Further detailed analysis in this context along with protein sequence features, such as Short Linear Motifs [SLiMs; 79 ] would provide novel insights as well as deeper understanding of how small sequence features are involved in the hijacking of the host machinery.
Integration of such data with known drug-gene interactions provides a clear estimate of the druggable proportion in the hvPPI. Our meta-analysis approach of the hvPPI could provide novel avenues of re-purposing existing drugs for antiviral targeting strategies. These safe-in-man drugs have already been used as investigational agents or experimental drugs in different virus infections Table S2.
We demonstrated novel antiviral effects of azacytidine, itraconazole, lopinavir, nitazoxanide, and oritavancin against HMPV, as well as cidofovir, dibucaine, azithromycin, gefitinib, minocycline, oritavancin, and pirlindole against HCV. Azithromycin, is an FDA-approved antibiotic of the macrolide family.
Dibucaine is an FDA-approved amide local anesthetic. Gefitinib is an FDA approved anticancer drug. Oritavancin is a semisynthetic glycopeptide antibiotic used for the treatment of Gram-positive bacterial skin infections. Azacitidine is a chemical analog of cytidine, which is used in the treatment of myelodysplastic syndrome. Itraconazole is an antifungal medication. Lopinavir is an FDA-approved antiretroviral of the protease inhibitor class. In addition to inhibition of viral proteases Table S2 , Lopinavir was reported to induce host RNaseL production in infected and non-infected cells RNaseL is endoribonuclease that is a part of interferon IFN antiviral response, which is the most critical node of virus-host interactions.
Although, the antiviral mechanisms of action of other compounds are still unknown, these agents could inhibit steps of viral infections, which precede reporter protein expression from viral RNA. In summary, our results indicate that existing BSAs could be re-purposed to other viral infections.

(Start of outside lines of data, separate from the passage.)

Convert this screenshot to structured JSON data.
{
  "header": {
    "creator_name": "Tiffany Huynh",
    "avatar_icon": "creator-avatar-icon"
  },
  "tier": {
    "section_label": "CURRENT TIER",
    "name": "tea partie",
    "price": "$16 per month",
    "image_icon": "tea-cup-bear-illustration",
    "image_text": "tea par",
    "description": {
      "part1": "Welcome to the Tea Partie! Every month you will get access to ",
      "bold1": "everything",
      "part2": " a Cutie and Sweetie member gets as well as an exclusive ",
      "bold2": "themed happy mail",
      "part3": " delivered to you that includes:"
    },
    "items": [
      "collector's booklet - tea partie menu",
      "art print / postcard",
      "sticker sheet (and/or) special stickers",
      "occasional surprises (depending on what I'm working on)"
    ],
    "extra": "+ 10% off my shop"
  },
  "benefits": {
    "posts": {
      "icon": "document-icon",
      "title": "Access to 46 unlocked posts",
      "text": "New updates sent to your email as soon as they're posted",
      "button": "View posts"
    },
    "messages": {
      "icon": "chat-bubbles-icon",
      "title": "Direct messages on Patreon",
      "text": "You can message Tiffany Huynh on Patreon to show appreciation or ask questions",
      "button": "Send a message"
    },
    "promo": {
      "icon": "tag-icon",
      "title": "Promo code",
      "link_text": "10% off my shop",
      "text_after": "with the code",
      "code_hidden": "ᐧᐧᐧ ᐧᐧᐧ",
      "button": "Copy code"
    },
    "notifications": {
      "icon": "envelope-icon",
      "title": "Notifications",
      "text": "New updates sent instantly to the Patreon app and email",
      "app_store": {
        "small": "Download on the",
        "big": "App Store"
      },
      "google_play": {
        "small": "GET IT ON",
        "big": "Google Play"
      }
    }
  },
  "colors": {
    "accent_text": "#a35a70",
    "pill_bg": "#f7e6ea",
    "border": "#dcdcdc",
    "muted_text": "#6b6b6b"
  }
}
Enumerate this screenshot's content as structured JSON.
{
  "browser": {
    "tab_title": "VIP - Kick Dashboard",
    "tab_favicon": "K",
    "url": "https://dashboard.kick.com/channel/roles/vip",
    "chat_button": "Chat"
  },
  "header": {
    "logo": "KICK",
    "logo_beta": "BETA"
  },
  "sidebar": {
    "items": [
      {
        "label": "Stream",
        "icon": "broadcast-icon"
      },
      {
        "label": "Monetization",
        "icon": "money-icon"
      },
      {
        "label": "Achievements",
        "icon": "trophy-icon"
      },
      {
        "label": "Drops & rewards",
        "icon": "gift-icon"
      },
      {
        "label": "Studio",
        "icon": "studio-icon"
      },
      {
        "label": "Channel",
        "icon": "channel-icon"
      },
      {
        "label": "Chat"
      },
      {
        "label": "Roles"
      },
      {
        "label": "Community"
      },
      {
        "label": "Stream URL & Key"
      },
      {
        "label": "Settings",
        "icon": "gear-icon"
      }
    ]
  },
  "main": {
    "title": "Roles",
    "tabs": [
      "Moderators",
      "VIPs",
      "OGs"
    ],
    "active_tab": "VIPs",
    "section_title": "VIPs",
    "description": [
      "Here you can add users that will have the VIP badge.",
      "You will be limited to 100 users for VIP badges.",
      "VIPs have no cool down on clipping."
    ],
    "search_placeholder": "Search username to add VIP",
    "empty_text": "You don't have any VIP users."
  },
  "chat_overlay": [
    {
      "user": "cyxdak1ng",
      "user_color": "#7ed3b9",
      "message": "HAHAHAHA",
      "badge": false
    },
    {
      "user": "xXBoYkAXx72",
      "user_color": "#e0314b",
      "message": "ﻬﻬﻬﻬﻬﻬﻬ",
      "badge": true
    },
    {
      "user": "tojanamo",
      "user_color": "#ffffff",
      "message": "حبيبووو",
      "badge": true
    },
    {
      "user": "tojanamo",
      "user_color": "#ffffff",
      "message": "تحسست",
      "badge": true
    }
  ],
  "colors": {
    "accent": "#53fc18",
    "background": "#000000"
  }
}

To further expand a spectrum of their activities, these BSAs could be tested against other viruses. Re-purposing these and other safe-in-man antiviral therapeutics could save resources and time needed for development of novel drugs to quickly address unmet medical needs, because safety profiles of these agents in humans are available.
Effective treatment with broad-spectrum-antivirals may shortly become available, pending the results of further pre-clinical studies and clinical trials. This, in turn, means that some broad-spectrum-antivirals could be used for rapid management of new or emerging drug-resistant strains, as well as for first-line treatment or for prophylaxis of acute virus infections or for viral co-infections. The most effective and tolerable compounds could expand the available therapeutics for the treatment of viral diseases, improving preparedness and the protection of the general population from viral epidemics and pandemics.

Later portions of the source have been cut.